Originally thought to be an invention of the European bourgeoisie, the serviette “rings” first appeared in France in the early 1800’s. As the upper middle classes became more wealthy, the use of napkin rings spread rapidly throughout Europe.
I have my grandparents napkin rings, and the one my husband’s grandmother used daily. They have their names engraved in them, and I love having this little piece of history from them in my home. As a little girl growing up in Europe, we all had our own napkin rings with our name, too, and I cherish the memories that these rings hold.
As an antique dealer, my collection tends to change a bit each time I find more of the antique rings. The rings I collect have romantic motifs such as cherubs and repousse floral designs. The photo above is (a bad one!) of my little collection in its antique case on our living room wall.
One of the questions the interviewer asked me was which napkin rings I personally collect?
I answered that the napkin rings that are made with great skill and care are ones that I gravitate to. I mostly collect rings that capture my eye and heart. I’m not a purist about my small collection, amongst the sterling “fancy” rings, one or two rings reside that are worn and scratched. Some of my favorite quite worn napkin rings with monograms, some are those that have ivy leaves all around and are inscribed “from a friend.”

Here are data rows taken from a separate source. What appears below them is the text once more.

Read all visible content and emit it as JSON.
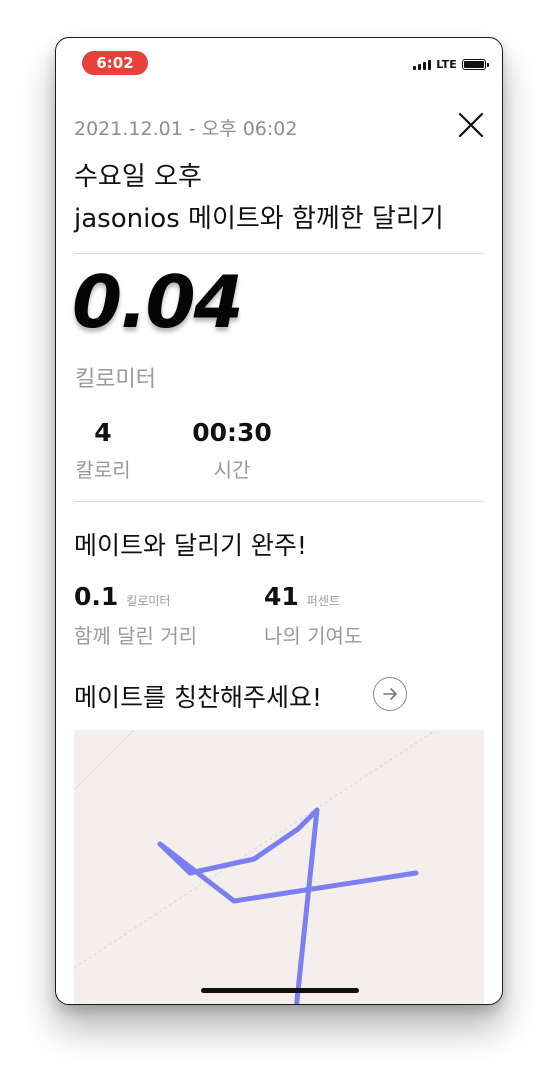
{
  "colors": {
    "status_pill": "#e8403a",
    "route": "#7b7ff2",
    "map_bg": "#f4efec"
  },
  "status_bar": {
    "time": "6:02",
    "network": "LTE"
  },
  "header": {
    "date": "2021.12.01 - 오후 06:02",
    "title_line1": "수요일 오후",
    "title_line2": "jasonios 메이트와 함께한 달리기"
  },
  "summary": {
    "distance": "0.04",
    "distance_unit": "킬로미터",
    "calories_value": "4",
    "calories_label": "칼로리",
    "time_value": "00:30",
    "time_label": "시간"
  },
  "mate": {
    "heading": "메이트와 달리기 완주!",
    "together_value": "0.1",
    "together_unit": "킬로미터",
    "together_label": "함께 달린 거리",
    "contribution_value": "41",
    "contribution_unit": "퍼센트",
    "contribution_label": "나의 기여도"
  },
  "praise": {
    "heading": "메이트를 칭찬해주세요!",
    "arrow_icon": "arrow-right-circle-icon"
  },
  "icons": {
    "close": "close-icon",
    "signal": "signal-icon",
    "battery": "battery-icon"
  }
}
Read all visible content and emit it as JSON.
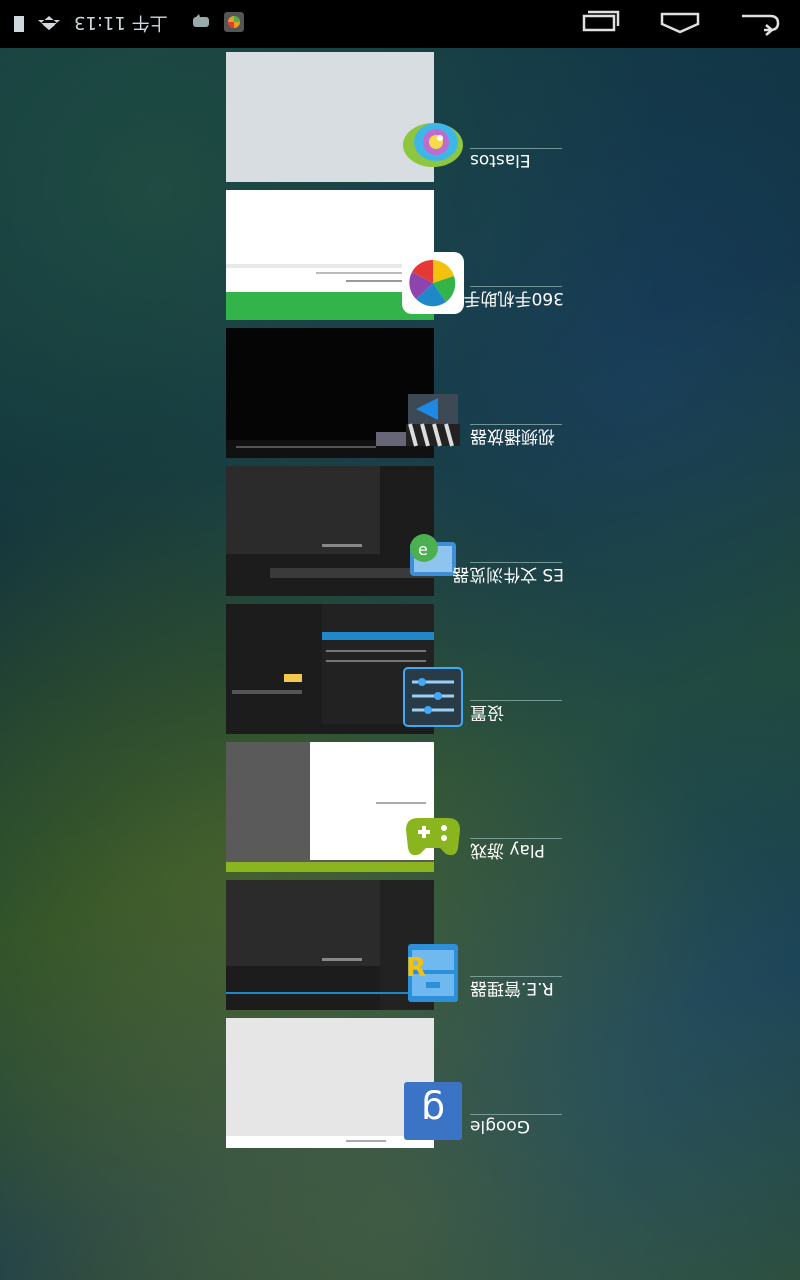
{
  "status_bar": {
    "time": "上午 11:13"
  },
  "recent_apps": [
    {
      "label": "Elastos"
    },
    {
      "label": "360手机助手"
    },
    {
      "label": "视频播放器"
    },
    {
      "label": "ES 文件浏览器"
    },
    {
      "label": "设置"
    },
    {
      "label": "Play 游戏"
    },
    {
      "label": "R.E.管理器"
    },
    {
      "label": "Google"
    }
  ],
  "colors": {
    "status_bar_bg": "#000000",
    "accent_green": "#33b44a",
    "accent_blue": "#1e88c8",
    "play_green": "#8ab51e"
  },
  "icons": [
    "recent-apps-icon",
    "home-icon",
    "back-icon",
    "notification-icon",
    "signal-icon",
    "battery-icon",
    "gallery-icon"
  ]
}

My best tips for collecting antique napkin rings:
Like all other antiques, I always advise collectors to buy what they love. The joy of collecting antique napkin rings is to revel in their beauty and workmanship.
- Buy the highest quality you can afford.

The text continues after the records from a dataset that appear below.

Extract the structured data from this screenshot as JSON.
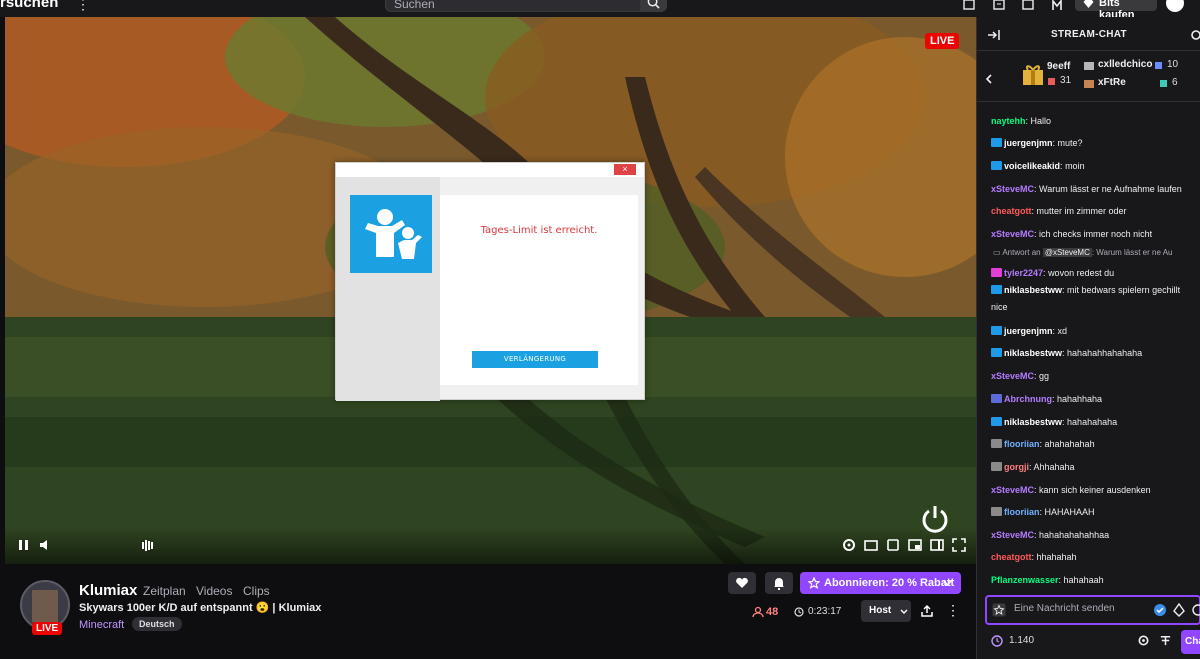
{
  "topbar": {
    "brand": "rsuchen",
    "search_placeholder": "Suchen",
    "bits_label": "Bits kaufen"
  },
  "player": {
    "live_badge": "LIVE"
  },
  "dialog": {
    "close_label": "×",
    "message": "Tages-Limit ist erreicht.",
    "button_label": "VERLÄNGERUNG"
  },
  "channel": {
    "name": "Klumiax",
    "live_badge": "LIVE",
    "nav": [
      "Zeitplan",
      "Videos",
      "Clips"
    ],
    "stream_title": "Skywars 100er K/D auf entspannt 😮 | Klumiax",
    "game": "Minecraft",
    "language_tag": "Deutsch",
    "subscribe_label": "Abonnieren: 20 % Rabatt",
    "viewers": "48",
    "uptime": "0:23:17",
    "host_label": "Host"
  },
  "chat": {
    "header_title": "STREAM-CHAT",
    "gifts": [
      {
        "user": "9eeff",
        "count": "31"
      },
      {
        "user": "cxlledchico",
        "count": "10"
      },
      {
        "user": "xFtRe",
        "count": "6"
      }
    ],
    "reply": {
      "prefix": "Antwort an",
      "mention": "@xSteveMC",
      "text": ": Warum lässt er ne Au"
    },
    "messages": [
      {
        "user": "naytehh",
        "color": "#00ff7f",
        "text": "Hallo",
        "badge": "none"
      },
      {
        "user": "juergenjmn",
        "color": "#ffffff",
        "text": "mute?",
        "badge": "crown"
      },
      {
        "user": "voicelikeakid",
        "color": "#ffffff",
        "text": "moin",
        "badge": "crown"
      },
      {
        "user": "xSteveMC",
        "color": "#b57cff",
        "text": "Warum lässt er ne Aufnahme laufen",
        "badge": "none"
      },
      {
        "user": "cheatgott",
        "color": "#ff5a5a",
        "text": "mutter im zimmer oder",
        "badge": "none"
      },
      {
        "user": "xSteveMC",
        "color": "#b57cff",
        "text": "ich checks immer noch nicht",
        "badge": "none"
      },
      {
        "user": "tyler2247",
        "color": "#b57cff",
        "text": "wovon redest du",
        "badge": "heart"
      },
      {
        "user": "niklasbestww",
        "color": "#ffffff",
        "text": "mit bedwars spielern gechillt",
        "badge": "crown"
      },
      {
        "user": "",
        "color": "#ffffff",
        "text": "nice",
        "badge": "none"
      },
      {
        "user": "juergenjmn",
        "color": "#ffffff",
        "text": "xd",
        "badge": "crown"
      },
      {
        "user": "niklasbestww",
        "color": "#ffffff",
        "text": "hahahahhahahaha",
        "badge": "crown"
      },
      {
        "user": "xSteveMC",
        "color": "#b57cff",
        "text": "gg",
        "badge": "none"
      },
      {
        "user": "Abrchnung",
        "color": "#b57cff",
        "text": "hahahhaha",
        "badge": "tv"
      },
      {
        "user": "niklasbestww",
        "color": "#ffffff",
        "text": "hahahahaha",
        "badge": "crown"
      },
      {
        "user": "flooriian",
        "color": "#6fb0ff",
        "text": "ahahahahah",
        "badge": "hand"
      },
      {
        "user": "gorgji",
        "color": "#ff7f7f",
        "text": "Ahhahaha",
        "badge": "hand"
      },
      {
        "user": "xSteveMC",
        "color": "#b57cff",
        "text": "kann sich keiner ausdenken",
        "badge": "none"
      },
      {
        "user": "flooriian",
        "color": "#6fb0ff",
        "text": "HAHAHAAH",
        "badge": "hand"
      },
      {
        "user": "xSteveMC",
        "color": "#b57cff",
        "text": "hahahahahahhaa",
        "badge": "none"
      },
      {
        "user": "cheatgott",
        "color": "#ff5a5a",
        "text": "hhahahah",
        "badge": "none"
      },
      {
        "user": "Pflanzenwasser",
        "color": "#00ff7f",
        "text": "hahahaah",
        "badge": "none"
      }
    ],
    "input_placeholder": "Eine Nachricht senden",
    "points": "1.140",
    "send_label": "Cha"
  },
  "colors": {
    "accent": "#9147ff",
    "live": "#eb0400",
    "dialog_blue": "#1ba1e2",
    "dialog_error": "#d9383a"
  }
}
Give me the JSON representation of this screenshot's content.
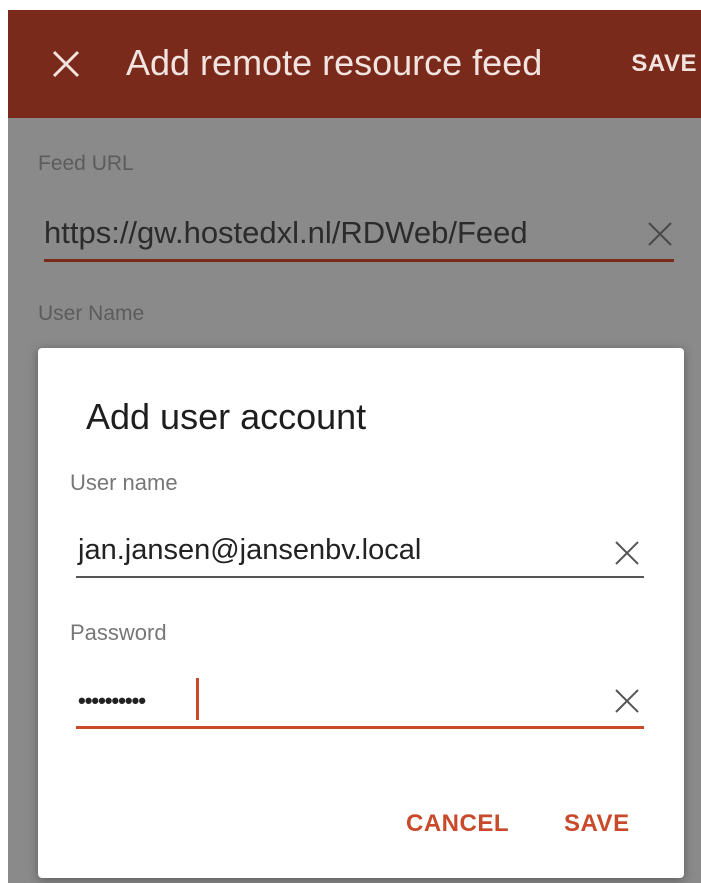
{
  "appbar": {
    "title": "Add remote resource feed",
    "save_label": "SAVE"
  },
  "form": {
    "feed_url_label": "Feed URL",
    "feed_url_value": "https://gw.hostedxl.nl/RDWeb/Feed",
    "username_label": "User Name"
  },
  "dialog": {
    "title": "Add user account",
    "username_label": "User name",
    "username_value": "jan.jansen@jansenbv.local",
    "password_label": "Password",
    "password_mask": "••••••••••",
    "cancel_label": "CANCEL",
    "save_label": "SAVE"
  },
  "colors": {
    "appbar": "#7a2a1a",
    "accent": "#c84a2b",
    "scrim": "#8a8a8a"
  },
  "icons": {
    "close": "close-icon",
    "clear": "clear-icon"
  }
}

- Look for hallmarks, but don’t rule out a particularly charming napkin ring because it doesn’t have one.
- Buy rings that tug at your heart, that perhaps have a personal meaning to you or to someone you love.
Napkin rings were a useful thing, loved and used daily by families long ago, so many of them are not pristine. That is what we love about them, they have history and stories!
Some of our clients collect quadruple plated Victorian napkin rings, and don’t mind if the silver has aged to a pewter like glow.
No matter what kind of rings you collect, I hope that you display them, and use them at your table. I say use the beautiful things you have!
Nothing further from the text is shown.